Num estilo que se aproxima muito do poético,
Hjelmslev, a despeito de usar a forma “instrumento” para designar a linguagem
(pelo menos, foi a forma usada pelo tradutor), reforça a profundidade dessa
conaturalidade da linguagem, a que se referiu Heidegger. De modo particular,
lembra-nos que, sem a linguagem, não haveria estruturas comunitárias complexas
que chamamos de sociedade, pois que ela é “a base última e mais profunda da
sociedade humana”.
Passemos, agora, a considerar o já referido texto
de Mondada & Dubois. Inicialmente, convém atentar para o seguinte passo, em
que as autoras nos chamam a atenção para a instabilidade das categorias nas
práticas discursivas:
“As
categorias não são nem evidentes nem dadas de uma vez por todas. Elas são mais
o resultado de reificações práticas e históricas de processos complexos,
compreendendo discussões, controvérsias, desacordos. As ciências naturais são,
assim, um lugar privilegiado onde se pode observar a dinâmica da categorização
e da recategorização e suas evoluções linguísticas e cognitivas. Mais
geralmente, a instabilidade caracteriza o modo normal e rotineiro de entender,
descrever, compreender o mundo – e lançar, assim, a desconfiança sobre toda
descrição única, universal e atemporal do mundo” (p.28).
Previnamo-nos contra a crença de que as
categorias não sejam objetos de disputas. As categorias são produzidas e
disputadas nas práticas discursivas. Elas são, essencialmente, instáveis, e sua
instabilidade funda-se no uso que delas fazemos, dado que elas estão sempre
situadas em práticas, as quais, por sua vez, dependem tanto de processos de
enunciação como de atividades cognitivas nem sempre verbalizadas. A
instabilidade das categorias se deve ao fato de elas se situarem em práticas do
sujeito ou de interações em que os interlocutores “negociam uma versão
provisória, contextual, coordenada do mundo” (p.29).
Necessário se faz uma digressão, para esclarecer
o que se está entendendo por categorização.
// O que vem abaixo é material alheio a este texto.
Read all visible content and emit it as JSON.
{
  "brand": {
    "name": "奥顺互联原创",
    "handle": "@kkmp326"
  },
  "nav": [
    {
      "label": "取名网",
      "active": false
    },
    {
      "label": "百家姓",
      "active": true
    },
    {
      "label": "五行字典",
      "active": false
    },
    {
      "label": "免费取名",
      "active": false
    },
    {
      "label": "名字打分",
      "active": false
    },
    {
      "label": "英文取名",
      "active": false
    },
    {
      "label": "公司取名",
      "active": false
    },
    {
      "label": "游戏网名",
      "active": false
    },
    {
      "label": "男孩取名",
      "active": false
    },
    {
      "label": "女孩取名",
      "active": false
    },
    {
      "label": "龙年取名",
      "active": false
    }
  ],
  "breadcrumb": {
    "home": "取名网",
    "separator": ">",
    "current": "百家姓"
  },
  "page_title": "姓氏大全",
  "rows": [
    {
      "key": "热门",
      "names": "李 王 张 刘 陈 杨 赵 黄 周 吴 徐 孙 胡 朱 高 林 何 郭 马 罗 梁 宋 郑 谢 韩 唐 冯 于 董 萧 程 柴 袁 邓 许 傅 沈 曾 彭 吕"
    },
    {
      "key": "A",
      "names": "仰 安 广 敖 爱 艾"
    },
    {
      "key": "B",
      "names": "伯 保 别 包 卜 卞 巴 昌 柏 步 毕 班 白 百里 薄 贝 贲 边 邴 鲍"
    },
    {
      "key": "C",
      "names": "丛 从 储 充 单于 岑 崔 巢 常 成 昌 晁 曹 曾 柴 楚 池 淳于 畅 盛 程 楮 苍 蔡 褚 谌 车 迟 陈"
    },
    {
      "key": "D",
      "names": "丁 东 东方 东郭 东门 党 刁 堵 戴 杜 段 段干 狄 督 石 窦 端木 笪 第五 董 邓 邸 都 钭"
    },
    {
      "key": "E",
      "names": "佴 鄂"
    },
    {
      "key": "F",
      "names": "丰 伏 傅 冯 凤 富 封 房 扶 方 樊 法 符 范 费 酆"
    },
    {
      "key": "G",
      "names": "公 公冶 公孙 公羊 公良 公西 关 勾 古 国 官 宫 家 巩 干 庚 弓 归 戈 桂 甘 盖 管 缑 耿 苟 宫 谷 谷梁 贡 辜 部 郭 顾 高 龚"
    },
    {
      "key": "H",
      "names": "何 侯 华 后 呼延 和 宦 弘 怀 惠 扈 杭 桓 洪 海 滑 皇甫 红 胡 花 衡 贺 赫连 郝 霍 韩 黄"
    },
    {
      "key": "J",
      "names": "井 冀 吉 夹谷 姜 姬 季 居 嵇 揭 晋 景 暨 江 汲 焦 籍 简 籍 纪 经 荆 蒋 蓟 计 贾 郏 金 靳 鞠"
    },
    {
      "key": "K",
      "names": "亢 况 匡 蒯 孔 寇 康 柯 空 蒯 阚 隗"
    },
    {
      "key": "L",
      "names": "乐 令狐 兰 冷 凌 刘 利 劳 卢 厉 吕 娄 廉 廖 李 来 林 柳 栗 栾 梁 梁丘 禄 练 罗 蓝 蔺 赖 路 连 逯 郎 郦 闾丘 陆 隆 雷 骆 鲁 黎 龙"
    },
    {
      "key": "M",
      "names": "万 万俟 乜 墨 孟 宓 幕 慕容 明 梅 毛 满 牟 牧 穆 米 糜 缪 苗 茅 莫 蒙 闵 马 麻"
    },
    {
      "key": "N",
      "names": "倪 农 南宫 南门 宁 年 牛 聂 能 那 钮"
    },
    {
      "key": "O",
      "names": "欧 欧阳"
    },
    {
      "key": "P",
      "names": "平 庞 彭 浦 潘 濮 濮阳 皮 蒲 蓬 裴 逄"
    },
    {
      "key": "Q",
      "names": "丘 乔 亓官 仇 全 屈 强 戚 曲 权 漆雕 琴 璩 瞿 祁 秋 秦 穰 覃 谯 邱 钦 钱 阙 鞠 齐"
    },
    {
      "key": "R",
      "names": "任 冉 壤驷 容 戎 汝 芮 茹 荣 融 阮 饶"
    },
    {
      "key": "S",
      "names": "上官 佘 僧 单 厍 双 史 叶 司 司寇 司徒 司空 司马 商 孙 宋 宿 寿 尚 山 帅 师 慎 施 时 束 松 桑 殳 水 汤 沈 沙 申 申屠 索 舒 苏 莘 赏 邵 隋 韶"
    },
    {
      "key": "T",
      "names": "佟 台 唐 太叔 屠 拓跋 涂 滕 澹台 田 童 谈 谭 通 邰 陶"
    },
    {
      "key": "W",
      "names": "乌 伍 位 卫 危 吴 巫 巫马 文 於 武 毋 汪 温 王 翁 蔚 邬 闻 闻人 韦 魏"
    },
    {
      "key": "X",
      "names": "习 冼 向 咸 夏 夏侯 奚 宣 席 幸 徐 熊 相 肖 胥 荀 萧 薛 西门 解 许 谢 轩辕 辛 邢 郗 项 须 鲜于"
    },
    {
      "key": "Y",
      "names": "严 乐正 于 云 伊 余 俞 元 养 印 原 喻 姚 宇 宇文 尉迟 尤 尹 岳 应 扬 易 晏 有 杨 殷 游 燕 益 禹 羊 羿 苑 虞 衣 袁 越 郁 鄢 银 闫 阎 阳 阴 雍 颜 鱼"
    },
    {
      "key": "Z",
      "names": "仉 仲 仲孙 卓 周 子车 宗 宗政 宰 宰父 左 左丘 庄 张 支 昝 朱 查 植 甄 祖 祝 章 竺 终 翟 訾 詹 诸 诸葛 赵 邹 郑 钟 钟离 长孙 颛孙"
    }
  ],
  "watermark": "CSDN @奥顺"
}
Em Ferrari (2011), a categorização é
o processo pelo qual inserimos em grupos entidades que compartilham entre si
certo número de traços. Na linguagem, o processo de categorização é essencial.
O mundo do qual falamos, ao usar a língua, é um mundo cujos elementos, as
atividades, as qualidades são agrupadas em classes específicas. Novamente,
cumpre reiterar – e Mondada & Dubois estão de acordo – que não há uma
relação especular entre linguagem e mundo, mas uma relação, necessariamente,
mediada pela arquitetura cognitiva dos falantes, tendo em conta características
e restrições dela (Ferrari, p. 32).
A categorização é sensível ao contexto
sociocognitivo. Os falantes não apenas constroem mentalmente a realidade física
exterior, mas também os estados mentais de conhecimento, crenças e intenção de
seus interlocutores.
Segundo Mondada & Dubois, é no cerne das
atividades discursivas que a instabilidade se deixa ver em todos os níveis de
estruturação da língua. A instabilidade se depreende tanto das construções
sintáticas quanto da construção de objetos
de discurso. Essa instabilidade é especialmente observável nas práticas
orais de uso da língua, embora também se deixe notar nos textos escritos.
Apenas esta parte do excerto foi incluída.